それなのに息を吐く間すら与えてくれない。

そしてそれが一体いつまで続くものなのか……もうさっぱり分からないのだ。

もしかしたら、それこそ永遠に……。

「くっ……」

 飲み込みがたい思いを抱えつつも、復活した魔物たちの群れへ飛び込んでいく。

俺が刃に光を灯すと、先ほどまでとは違って魔物たちはあの遠距離攻撃でそれに応じた。

 幾筋もの光の帯の中、それらを避けながら再び一体一体処理していく。

ハナさんも魔物の光弾を弾きながら支援してくれた。

 同じことの繰り返し……とはいかないが、俺も多少慣れてきたのかさっきより安全により速いペースで仕留めていく。

その度に感じる確かな手ごたえ、命を奪った感触。

 辺りには魔物の光弾や熱気と冷気が入り交じり、本来黒単色で構築されている無機質な空間を様々な色が彩っていた。

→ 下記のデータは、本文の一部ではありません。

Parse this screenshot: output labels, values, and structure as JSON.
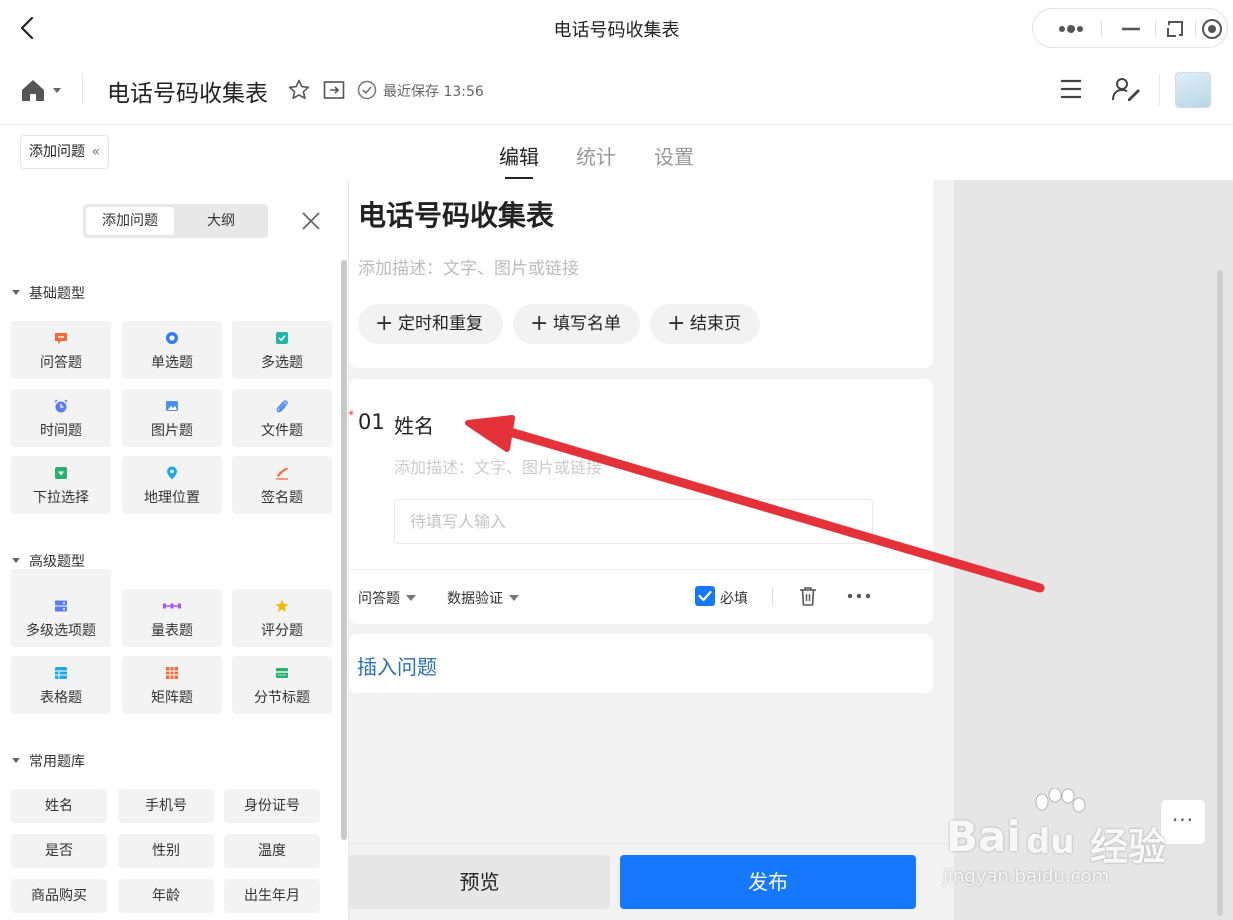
{
  "window": {
    "title": "电话号码收集表"
  },
  "toolbar": {
    "doc_title": "电话号码收集表",
    "saved_status": "最近保存 13:56"
  },
  "tabs": {
    "add_question_toggle": "添加问题",
    "toggle_chevron": "«",
    "edit": "编辑",
    "stats": "统计",
    "settings": "设置"
  },
  "panel": {
    "seg_add": "添加问题",
    "seg_outline": "大纲",
    "basic_title": "基础题型",
    "basic": [
      {
        "label": "问答题",
        "icon": "comment-icon",
        "color": "#f26b3a"
      },
      {
        "label": "单选题",
        "icon": "radio-icon",
        "color": "#2f7cf6"
      },
      {
        "label": "多选题",
        "icon": "checkbox-icon",
        "color": "#1fb8a6"
      },
      {
        "label": "时间题",
        "icon": "alarm-clock-icon",
        "color": "#5b7cf6"
      },
      {
        "label": "图片题",
        "icon": "image-icon",
        "color": "#4b8cf6"
      },
      {
        "label": "文件题",
        "icon": "paperclip-icon",
        "color": "#4b8cf6"
      },
      {
        "label": "下拉选择",
        "icon": "dropdown-icon",
        "color": "#27b26d"
      },
      {
        "label": "地理位置",
        "icon": "location-pin-icon",
        "color": "#19a9e6"
      },
      {
        "label": "签名题",
        "icon": "signature-icon",
        "color": "#f26b3a"
      }
    ],
    "advanced_title": "高级题型",
    "advanced": [
      {
        "label": "多级选项题",
        "icon": "cascade-icon",
        "color": "#5b7cf6"
      },
      {
        "label": "量表题",
        "icon": "scale-icon",
        "color": "#a55bf0"
      },
      {
        "label": "评分题",
        "icon": "star-icon",
        "color": "#f5b800"
      },
      {
        "label": "表格题",
        "icon": "table-icon",
        "color": "#19a9e6"
      },
      {
        "label": "矩阵题",
        "icon": "matrix-icon",
        "color": "#f26b3a"
      },
      {
        "label": "分节标题",
        "icon": "section-icon",
        "color": "#27b26d"
      }
    ],
    "library_title": "常用题库",
    "library": [
      "姓名",
      "手机号",
      "身份证号",
      "是否",
      "性别",
      "温度",
      "商品购买",
      "年龄",
      "出生年月"
    ]
  },
  "form": {
    "title": "电话号码收集表",
    "description_placeholder": "添加描述：文字、图片或链接",
    "pills": [
      "定时和重复",
      "填写名单",
      "结束页"
    ],
    "question": {
      "required_mark": "*",
      "number": "01",
      "title": "姓名",
      "description_placeholder": "添加描述：文字、图片或链接",
      "input_placeholder": "待填写人输入",
      "type": "问答题",
      "validation": "数据验证",
      "required_label": "必填",
      "required_checked": true
    },
    "insert_question": "插入问题"
  },
  "footer": {
    "preview": "预览",
    "publish": "发布"
  },
  "floating": {
    "more": "···"
  },
  "watermark": {
    "brand": "Bai",
    "brand2": "du",
    "cn": "经验",
    "url": "jingyan.baidu.com"
  },
  "colors": {
    "accent": "#1677ff",
    "link": "#2c6fb7",
    "annotation_arrow": "#e53238"
  }
}
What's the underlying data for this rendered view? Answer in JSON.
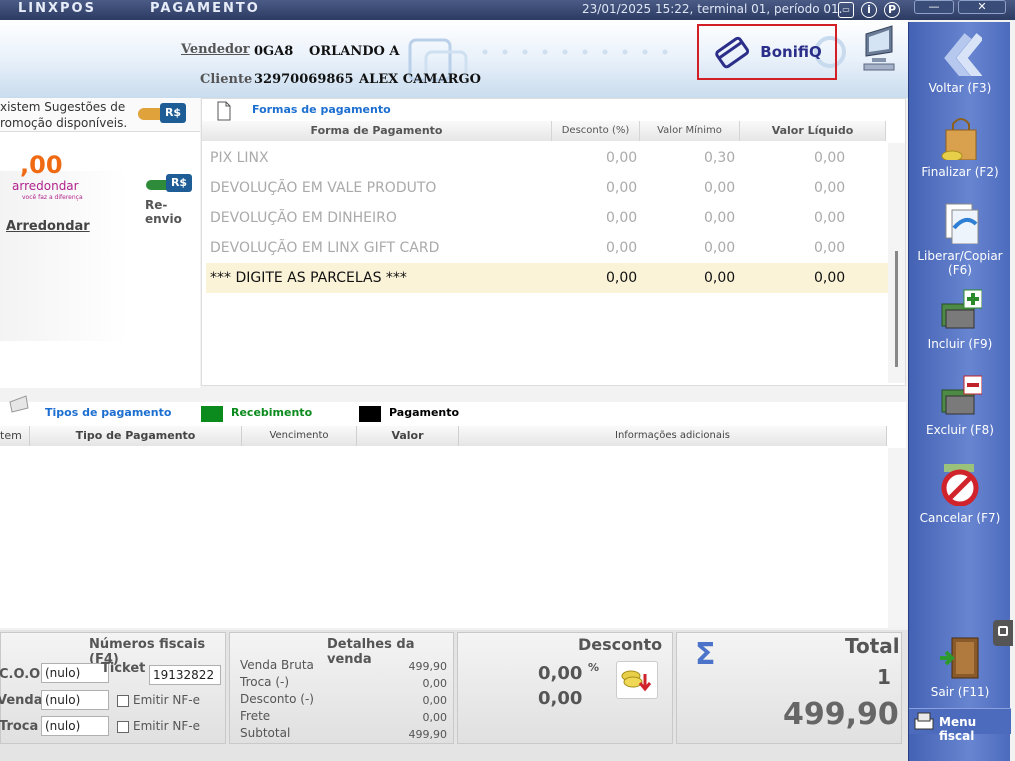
{
  "titlebar": {
    "brand": "LINXPOS",
    "section": "PAGAMENTO",
    "status": "23/01/2025 15:22, terminal 01, período 01."
  },
  "header": {
    "vendedor_label": "Vendedor",
    "vendedor_code": "0GA8",
    "vendedor_name": "ORLANDO A",
    "cliente_label": "Cliente",
    "cliente_code": "32970069865",
    "cliente_name": "ALEX CAMARGO",
    "bonifiq": "BonifiQ"
  },
  "left": {
    "sugestoes_line1": "xistem Sugestões de",
    "sugestoes_line2": "romoção disponíveis.",
    "rs_badge": "R$",
    "arredondar_value": ",00",
    "arredondar_logo": "arredondar",
    "arredondar_tagline": "você faz a diferença",
    "arredondar_label": "Arredondar",
    "reenvio_label": "Re-envio"
  },
  "formas": {
    "title": "Formas de pagamento",
    "columns": [
      "Forma de Pagamento",
      "Desconto (%)",
      "Valor Mínimo",
      "Valor Líquido"
    ],
    "rows": [
      {
        "nome": "PIX LINX",
        "desconto": "0,00",
        "minimo": "0,30",
        "liquido": "0,00"
      },
      {
        "nome": "DEVOLUÇÃO EM VALE PRODUTO",
        "desconto": "0,00",
        "minimo": "0,00",
        "liquido": "0,00"
      },
      {
        "nome": "DEVOLUÇÃO EM DINHEIRO",
        "desconto": "0,00",
        "minimo": "0,00",
        "liquido": "0,00"
      },
      {
        "nome": "DEVOLUÇÃO EM LINX GIFT CARD",
        "desconto": "0,00",
        "minimo": "0,00",
        "liquido": "0,00"
      },
      {
        "nome": "*** DIGITE AS PARCELAS ***",
        "desconto": "0,00",
        "minimo": "0,00",
        "liquido": "0,00"
      }
    ]
  },
  "tipos": {
    "title": "Tipos de pagamento",
    "legend_recebimento": "Recebimento",
    "legend_pagamento": "Pagamento",
    "columns": [
      "tem",
      "Tipo de Pagamento",
      "Vencimento",
      "Valor",
      "Informações adicionais"
    ]
  },
  "fiscais": {
    "title": "Números fiscais (F4)",
    "coo_label": "C.O.O.",
    "coo_value": "(nulo)",
    "ticket_label": "Ticket",
    "ticket_value": "19132822",
    "venda_label": "Venda",
    "venda_value": "(nulo)",
    "troca_label": "Troca",
    "troca_value": "(nulo)",
    "emitir1": "Emitir NF-e",
    "emitir2": "Emitir NF-e"
  },
  "detalhes": {
    "title": "Detalhes da venda",
    "rows": [
      {
        "label": "Venda Bruta",
        "value": "499,90"
      },
      {
        "label": "Troca (-)",
        "value": "0,00"
      },
      {
        "label": "Desconto (-)",
        "value": "0,00"
      },
      {
        "label": "Frete",
        "value": "0,00"
      },
      {
        "label": "Subtotal",
        "value": "499,90"
      }
    ]
  },
  "desconto": {
    "title": "Desconto",
    "percent": "0,00",
    "percent_sign": "%",
    "value": "0,00"
  },
  "total": {
    "title": "Total",
    "count": "1",
    "value": "499,90"
  },
  "sidebar": {
    "voltar": "Voltar (F3)",
    "finalizar": "Finalizar (F2)",
    "liberar": "Liberar/Copiar",
    "liberar_key": "(F6)",
    "incluir": "Incluir (F9)",
    "excluir": "Excluir (F8)",
    "cancelar": "Cancelar (F7)",
    "sair": "Sair (F11)",
    "menu_fiscal": "Menu fiscal"
  },
  "colors": {
    "accent": "#1c6fd0",
    "sidebar": "#5574c6",
    "recebimento": "#0b8a1d",
    "pagamento": "#000000",
    "bonifiq_border": "#d21f26"
  }
}
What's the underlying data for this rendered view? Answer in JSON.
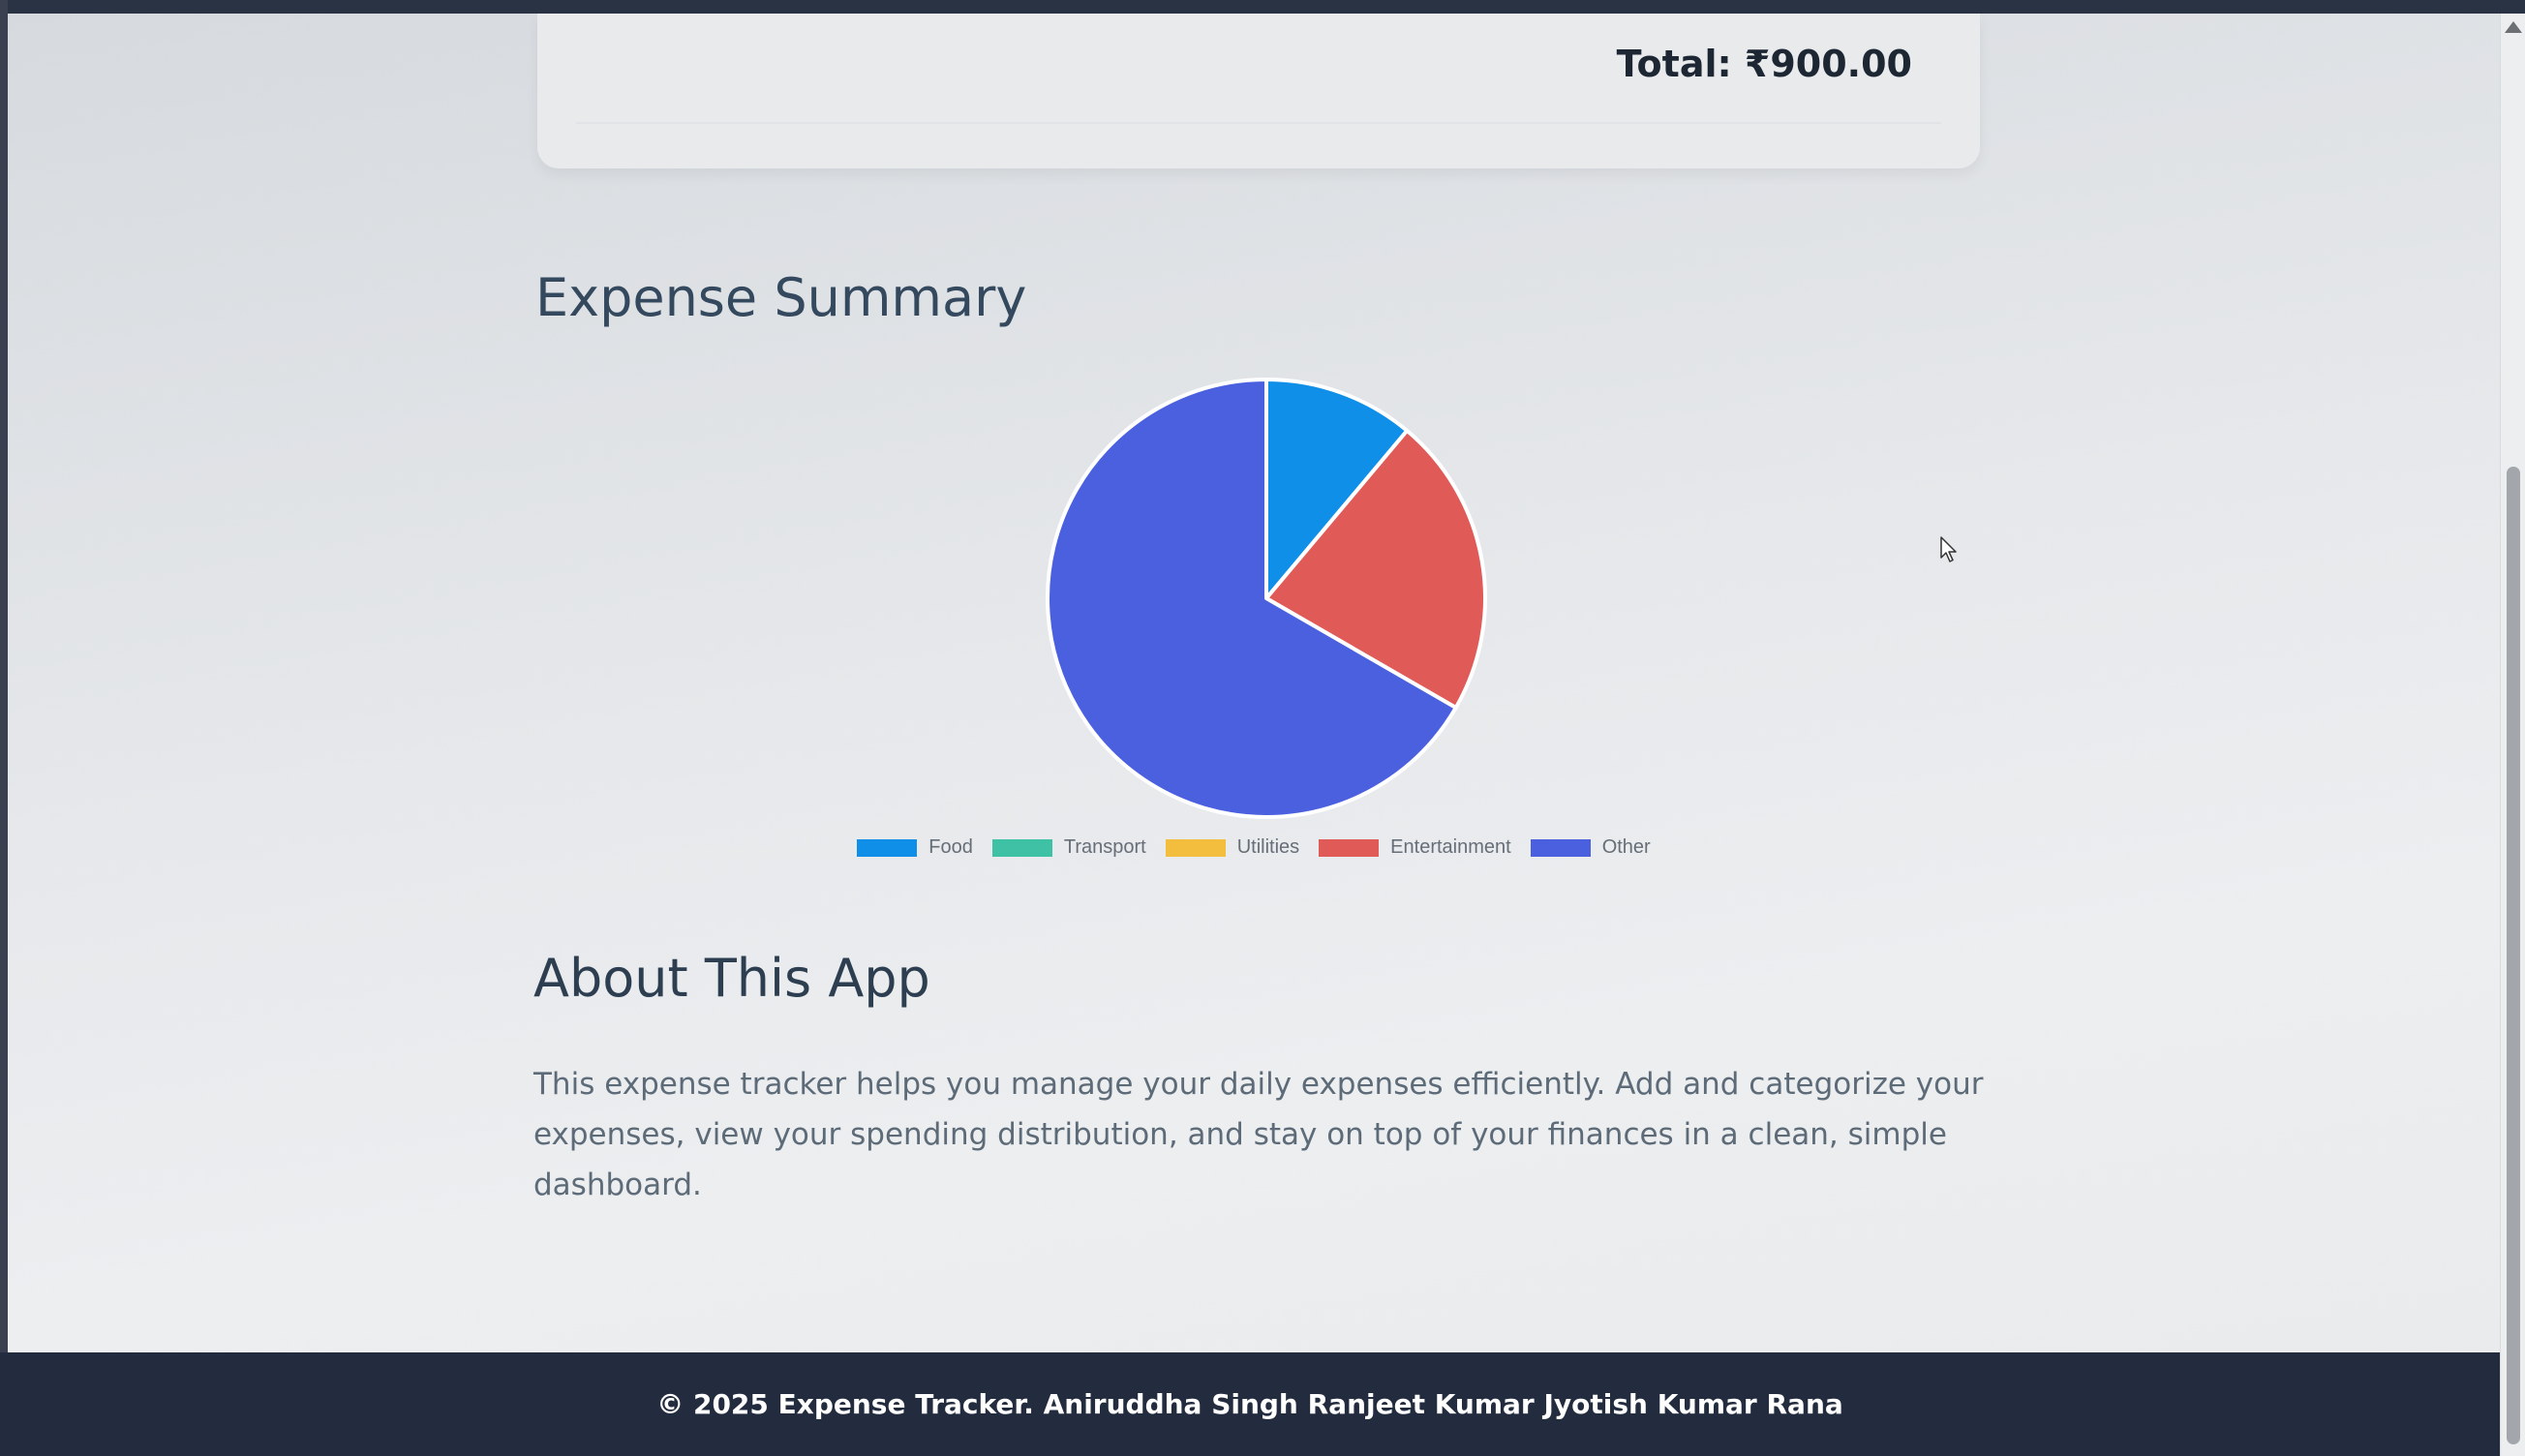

 最後に、ハナさんが打ち返した光弾でひるんだ魔物に、俺は烈火を伴って剣を深々と突き刺す。

これで再び、五体の退治が終わったわけだが……。

「……」

 全員で、状況を静観する。

原理が分からない以上、対処の仕方も分からない。

そもそもそんなものないのかもしれない。

それでも「これで倒れてくれ」と願わずにはいられなかった。

しかし、現実はいつだってそうした願いには応えてくれない。

「うそ……また、なんで……?」

 先ほどと同じ現象。

魔物の復活。

ハナさんはそれを再び目の当たりにして頭を抱える。

 まるで何かの冗談のように……いや、冗談だったらどれほどよかっただろうか?

気味の悪い見た目をした魔物たちは、死を超えて再び不可思議な空間を踏みしめている。

「……ちっ」

 こみ上げてくる徒労感に、手応えの無さに舌打ちする。

俺は苛立ちに任せて、再び魔物の首を斬りに駆けた。

 しかしどんどんその一挙一動が雑になっていく。

これで殺しても、死を与えられないと分かってしまっているから……俺はどんどん精度を欠いていく。